A young student completing his Physics degree course at Manchester University, David had seen an advertisment in the department, "Wanted - research worker for a two year project in the Antarctic". 'Why not?' he thought.
He applied and a few months later after an interview at the Royal Society in London and lots of preparation, he was standing in a dirty old warehouse on the Thames, where some red carpet had been hurriedly laid down the previous day.
Impatient to be off, he was asked by the young Queen Elizabeth what exactly he would be doing for his Royal Society research. "Like many others", he observed with his dry sense of humour, "she soon moved on when I started on the technical details!" So began David's fascinating talk at the January meeting.

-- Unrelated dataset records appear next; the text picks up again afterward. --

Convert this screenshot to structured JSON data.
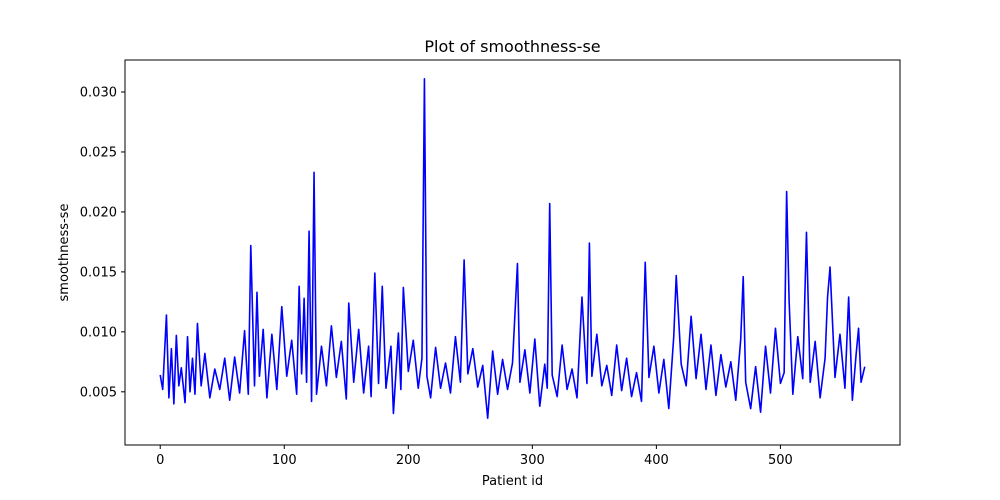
{
  "chart_data": {
    "type": "line",
    "title": "Plot of smoothness-se",
    "xlabel": "Patient id",
    "ylabel": "smoothness-se",
    "xlim": [
      -28.4,
      596.4
    ],
    "ylim": [
      0.000565,
      0.032669
    ],
    "xticks": [
      0,
      100,
      200,
      300,
      400,
      500
    ],
    "xtick_labels": [
      "0",
      "100",
      "200",
      "300",
      "400",
      "500"
    ],
    "yticks": [
      0.005,
      0.01,
      0.015,
      0.02,
      0.025,
      0.03
    ],
    "ytick_labels": [
      "0.005",
      "0.010",
      "0.015",
      "0.020",
      "0.025",
      "0.030"
    ],
    "grid": false,
    "series": [
      {
        "color": "#0000ff",
        "x": [
          0,
          2,
          5,
          7,
          9,
          11,
          13,
          15,
          17,
          20,
          22,
          24,
          26,
          28,
          30,
          33,
          36,
          40,
          44,
          48,
          52,
          56,
          60,
          64,
          68,
          71,
          73,
          76,
          78,
          80,
          83,
          86,
          90,
          94,
          98,
          102,
          106,
          110,
          112,
          114,
          116,
          118,
          120,
          122,
          124,
          126,
          130,
          134,
          138,
          142,
          146,
          150,
          152,
          156,
          160,
          164,
          168,
          170,
          173,
          176,
          179,
          182,
          186,
          188,
          192,
          194,
          196,
          200,
          204,
          208,
          211,
          213,
          215,
          218,
          222,
          226,
          230,
          234,
          238,
          242,
          245,
          248,
          252,
          256,
          260,
          264,
          268,
          272,
          276,
          280,
          284,
          288,
          290,
          294,
          298,
          302,
          306,
          310,
          312,
          314,
          316,
          320,
          324,
          328,
          332,
          336,
          340,
          344,
          346,
          348,
          352,
          356,
          360,
          364,
          368,
          372,
          376,
          380,
          384,
          388,
          391,
          394,
          398,
          402,
          406,
          410,
          414,
          416,
          420,
          424,
          428,
          432,
          436,
          440,
          444,
          448,
          452,
          456,
          460,
          464,
          468,
          470,
          472,
          476,
          480,
          484,
          488,
          492,
          496,
          500,
          503,
          505,
          507,
          510,
          514,
          518,
          521,
          524,
          528,
          532,
          536,
          538,
          540,
          544,
          548,
          552,
          555,
          558,
          561,
          563,
          565,
          568
        ],
        "y": [
          0.0064,
          0.0052,
          0.0114,
          0.0045,
          0.0086,
          0.004,
          0.0097,
          0.0055,
          0.007,
          0.0041,
          0.0096,
          0.005,
          0.0078,
          0.0048,
          0.0107,
          0.0055,
          0.0082,
          0.0045,
          0.0069,
          0.0052,
          0.0078,
          0.0043,
          0.0079,
          0.0049,
          0.0101,
          0.0048,
          0.0172,
          0.0055,
          0.0133,
          0.0063,
          0.0102,
          0.0045,
          0.0098,
          0.0052,
          0.0121,
          0.0063,
          0.0093,
          0.0048,
          0.0138,
          0.0065,
          0.0128,
          0.0058,
          0.0184,
          0.0042,
          0.0233,
          0.0048,
          0.0088,
          0.0055,
          0.0105,
          0.0062,
          0.0092,
          0.0044,
          0.0124,
          0.0058,
          0.0102,
          0.0049,
          0.0088,
          0.0046,
          0.0149,
          0.0057,
          0.0138,
          0.0053,
          0.0088,
          0.0032,
          0.0099,
          0.0052,
          0.0137,
          0.0067,
          0.0093,
          0.0053,
          0.0078,
          0.0311,
          0.0063,
          0.0045,
          0.0087,
          0.0053,
          0.0074,
          0.0049,
          0.0096,
          0.0058,
          0.016,
          0.0065,
          0.0086,
          0.0054,
          0.0072,
          0.0028,
          0.0084,
          0.0048,
          0.0077,
          0.0052,
          0.0074,
          0.0157,
          0.0058,
          0.0085,
          0.0049,
          0.0094,
          0.0038,
          0.0073,
          0.0053,
          0.0207,
          0.0064,
          0.0046,
          0.0089,
          0.0052,
          0.0069,
          0.0045,
          0.0129,
          0.0057,
          0.0174,
          0.0063,
          0.0098,
          0.0055,
          0.0072,
          0.0047,
          0.0089,
          0.0051,
          0.0078,
          0.0046,
          0.0066,
          0.0042,
          0.0158,
          0.0062,
          0.0088,
          0.0049,
          0.0077,
          0.0036,
          0.0096,
          0.0147,
          0.0073,
          0.0055,
          0.0113,
          0.0061,
          0.0098,
          0.0052,
          0.0089,
          0.0047,
          0.0081,
          0.0054,
          0.0075,
          0.0043,
          0.0094,
          0.0146,
          0.0058,
          0.0036,
          0.0071,
          0.0033,
          0.0088,
          0.0049,
          0.0103,
          0.0057,
          0.0066,
          0.0217,
          0.0126,
          0.0048,
          0.0096,
          0.0061,
          0.0183,
          0.0058,
          0.0092,
          0.0045,
          0.0078,
          0.0129,
          0.0154,
          0.0062,
          0.0098,
          0.0053,
          0.0129,
          0.0043,
          0.0081,
          0.0103,
          0.0058,
          0.0071
        ]
      }
    ]
  }
}
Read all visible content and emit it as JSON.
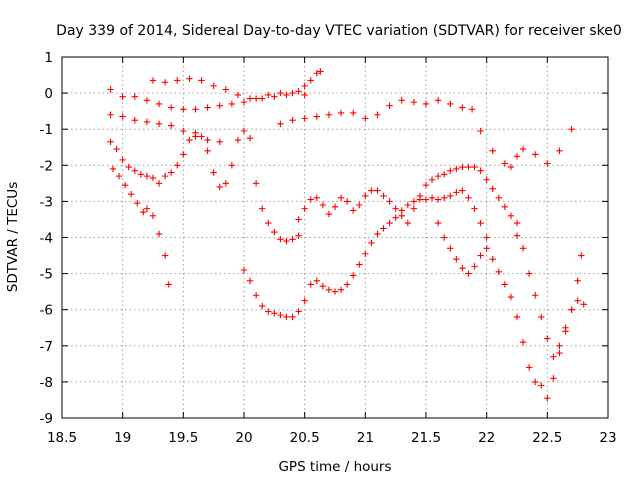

Aided by excellent photographs he had taken over the two years for his radio echo research study of the Aurora Australis, David was able to bring to us an extraordinary story of life in some of the most gruelliing weather conditions known on the planet.
The sea journey down in the MV Tottan [1] had its sunny moments with stops in Madeira and Montevideo. But after a while the freezing conditions south of the Falklands brought ice and floating icebergs in the Weddell Sea. To our surprise we learnt that the ship was set up to allow Captain Jacobson to climb to the crow's nest to steer the safest course for the ship through the pack ice [2].
Landing on the Antarctic shelf at Halley Bay is not like we normally associate with a sea or river journey. With the ship wedged into the ice the team worked long hours through the continuous light to unload the provisions, equipment and oil drums they would be needing for the coming months. And these all had to be ferried up to the site on the ice shelf - no easy task, particularly with the oil drums - where there was an advance party already established.
Then came a picture of the members waving a last farewell to the departing ship as it disappeared behind a huge iceberg. In the days before email, contact from then on was mostly by morse code although the BBC did on one occasion arrange a telephone link to allow a brief conversation about life in the Antarctic.